Still, Democrats certainly take the notion of a Sen. Masters seriously, even as it makes them shudder.
Joe Wolf, a Democratic consultant in Phoenix, calls Masters a “fascinating” candidate, adding, “He talks about the same issues as everyone else, but he talks about them so vastly differently.” Wolf points to a campaign video where Masters argues families used to get by on a single income but no longer can because of the rising cost of health care, college and housing — with Masters denouncing both corporate greed and a government that’s abandoned its people. For the first generation expected to earn less than their parents, who are watching inflation and home prices spike, that message resonates. In a different world, Wolf says, Masters might have been the most dynamic candidate on the ballot. But with his effusive praise for Trump and all things Trumpian, Masters has closed the door to real crossover appeal: “The taint of MAGA is too much.” And that’s not to mention his shock-value videos, like the one in which he stares into the camera lens and explains his guns are made “to kill people.”
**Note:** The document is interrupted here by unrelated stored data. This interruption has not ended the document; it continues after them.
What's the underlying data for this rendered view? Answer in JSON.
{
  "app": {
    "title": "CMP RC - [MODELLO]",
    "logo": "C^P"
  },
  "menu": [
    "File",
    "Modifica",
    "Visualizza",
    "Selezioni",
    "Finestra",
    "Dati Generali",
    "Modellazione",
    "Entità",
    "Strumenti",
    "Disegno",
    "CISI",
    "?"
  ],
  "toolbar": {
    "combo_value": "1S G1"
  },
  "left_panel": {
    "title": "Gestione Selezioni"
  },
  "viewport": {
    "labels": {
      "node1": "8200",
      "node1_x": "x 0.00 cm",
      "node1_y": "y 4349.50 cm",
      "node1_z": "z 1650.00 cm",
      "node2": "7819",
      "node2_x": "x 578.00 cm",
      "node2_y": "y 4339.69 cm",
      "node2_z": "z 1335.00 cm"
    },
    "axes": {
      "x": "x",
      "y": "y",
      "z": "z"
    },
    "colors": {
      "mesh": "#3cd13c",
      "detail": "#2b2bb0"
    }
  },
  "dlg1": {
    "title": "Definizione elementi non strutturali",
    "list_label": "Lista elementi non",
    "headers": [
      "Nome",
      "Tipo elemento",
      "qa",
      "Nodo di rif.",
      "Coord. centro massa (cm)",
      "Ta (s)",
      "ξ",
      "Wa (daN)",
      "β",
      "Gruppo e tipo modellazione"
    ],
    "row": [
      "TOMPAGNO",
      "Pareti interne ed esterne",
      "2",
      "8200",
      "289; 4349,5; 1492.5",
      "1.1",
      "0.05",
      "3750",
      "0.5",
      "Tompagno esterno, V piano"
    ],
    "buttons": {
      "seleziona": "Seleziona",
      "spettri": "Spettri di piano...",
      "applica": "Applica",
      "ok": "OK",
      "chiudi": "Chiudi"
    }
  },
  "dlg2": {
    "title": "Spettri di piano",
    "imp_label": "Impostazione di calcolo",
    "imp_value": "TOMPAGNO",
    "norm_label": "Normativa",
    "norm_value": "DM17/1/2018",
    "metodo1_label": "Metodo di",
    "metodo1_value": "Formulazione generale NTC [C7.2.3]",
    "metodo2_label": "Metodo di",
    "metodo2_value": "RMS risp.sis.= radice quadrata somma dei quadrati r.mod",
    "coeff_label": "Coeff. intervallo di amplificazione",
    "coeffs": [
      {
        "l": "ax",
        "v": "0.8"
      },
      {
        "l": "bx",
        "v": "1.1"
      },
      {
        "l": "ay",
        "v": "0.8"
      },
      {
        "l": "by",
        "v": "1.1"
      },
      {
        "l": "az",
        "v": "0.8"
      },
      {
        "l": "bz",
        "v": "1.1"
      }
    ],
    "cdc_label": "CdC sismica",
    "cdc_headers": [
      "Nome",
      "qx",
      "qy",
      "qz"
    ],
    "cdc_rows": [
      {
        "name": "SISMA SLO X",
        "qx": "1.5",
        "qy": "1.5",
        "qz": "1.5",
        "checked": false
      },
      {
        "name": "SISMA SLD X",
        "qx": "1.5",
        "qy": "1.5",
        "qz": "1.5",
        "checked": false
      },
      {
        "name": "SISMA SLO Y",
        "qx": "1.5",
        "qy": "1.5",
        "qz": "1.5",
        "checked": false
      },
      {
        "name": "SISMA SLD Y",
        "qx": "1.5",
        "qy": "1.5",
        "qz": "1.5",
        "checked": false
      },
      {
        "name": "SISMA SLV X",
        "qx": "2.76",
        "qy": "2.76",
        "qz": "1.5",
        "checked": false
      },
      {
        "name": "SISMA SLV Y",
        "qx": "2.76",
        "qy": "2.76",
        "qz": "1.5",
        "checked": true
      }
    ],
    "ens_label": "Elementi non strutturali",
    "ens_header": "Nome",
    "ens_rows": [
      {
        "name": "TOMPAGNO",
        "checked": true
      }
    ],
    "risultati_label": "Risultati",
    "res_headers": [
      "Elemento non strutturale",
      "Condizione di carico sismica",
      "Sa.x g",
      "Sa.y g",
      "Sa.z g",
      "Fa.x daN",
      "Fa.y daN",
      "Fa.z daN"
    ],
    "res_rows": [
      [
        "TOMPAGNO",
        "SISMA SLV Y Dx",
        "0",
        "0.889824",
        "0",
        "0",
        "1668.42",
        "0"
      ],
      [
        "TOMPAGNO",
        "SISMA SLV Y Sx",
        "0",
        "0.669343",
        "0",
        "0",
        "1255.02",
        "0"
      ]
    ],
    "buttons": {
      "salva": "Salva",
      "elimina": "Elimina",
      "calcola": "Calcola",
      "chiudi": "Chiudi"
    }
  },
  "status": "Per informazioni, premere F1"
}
“He kind of freaks me out,” Wolf says.
Still, Wolf acknowledges that if Masters makes it through the primary, he’ll have a decent chance at beating Kelly in the November election. The political environment is so bad for Democrats, he notes, that even a flawed Republican candidate can win.
Masters knows his videos freak out his opponents. That’s part of the fun. For too long, Republicans have cowered to the “blue check” crowd on Twitter, he says. In Masters’ telling, Mitt Romney was “Mr. Nice Guy,” as accommodating as possible to the press and the left, and they still ate him alive. Trump fought the media and liberal institutions head-on, and he won. That’s the biggest lesson Republicans should take from Trump, and it’s one that Carlson preaches constantly: Don’t cower. Don’t be afraid of being called a racist for loving America and prioritizing this country over others. Don’t give the media an inch. Take the offensive and fight.
If he and candidates like Vance can win in November, they’ll work to “rebuild” the Republican Party into an “American-first, pro-family, pro-worker” party, Masters vows. They’d join at least one other conservative populist who’s received funding from Thiel: Sen. Josh Hawley of Missouri, who led the congressional challenge to Biden’s win on Jan. 6, and who has also endorsed Masters.
“It definitely looks more nationalistic, but I think it’s a healthy nationalism,” he says of the party he hopes to reshape. “There’s that N-word — nationalism — that you’re not supposed to say.”
I tell him I don’t think you’re supposed to refer to nationalism as the “N-word” either.
“I said that on purpose because it’s like this taboo: ‘You couldn’t possibly be a nationalist!’ But if you don’t think the job of an American official is to look out for America first, and Americans first, before the world or the international community or Botswana? Like what the fuck?”
Masters says a lot of things candidates aren’t supposed to say.
In addition to signal-boosting Ted Kaczynski, Masters has faced scrutiny for a 2006 essay he wrote for the libertarian site LewRockwell.com that was recently unearthed by Jewish Insider; it included a quote from the high-ranking Nazi official Hermann Goering and argued the U.S. hasn’t been involved in a just war in 140 years. In a statement to Jewish Insider, Masters said he didn’t endorse the Nazi leader’s views and that as an undergraduate anti-war activist, he went “too far” in denouncing so many American wars. But he also hit back at the “cheap journalist tactic” of “guilt by association.”
It would be easy for him to denounce the essay as misconstrued or the tone-deaf ravings of a dumb college kid. But that’s not his style. After the one-man debate, Masters brings up the Jewish Insider piece to me unbidden and defends his college writing. That he can’t quote a Nazi explaining how Nazis wrought the horror of war and genocide symbolizes everything that’s wrong with American politics right now, he says. That kind of cowering from thought-stifling cancel-culture warriors is what turned the right into a neutered force of blandness. Not to mention, he adds, that Adolf Hitler coined the phrase “the Big Lie.”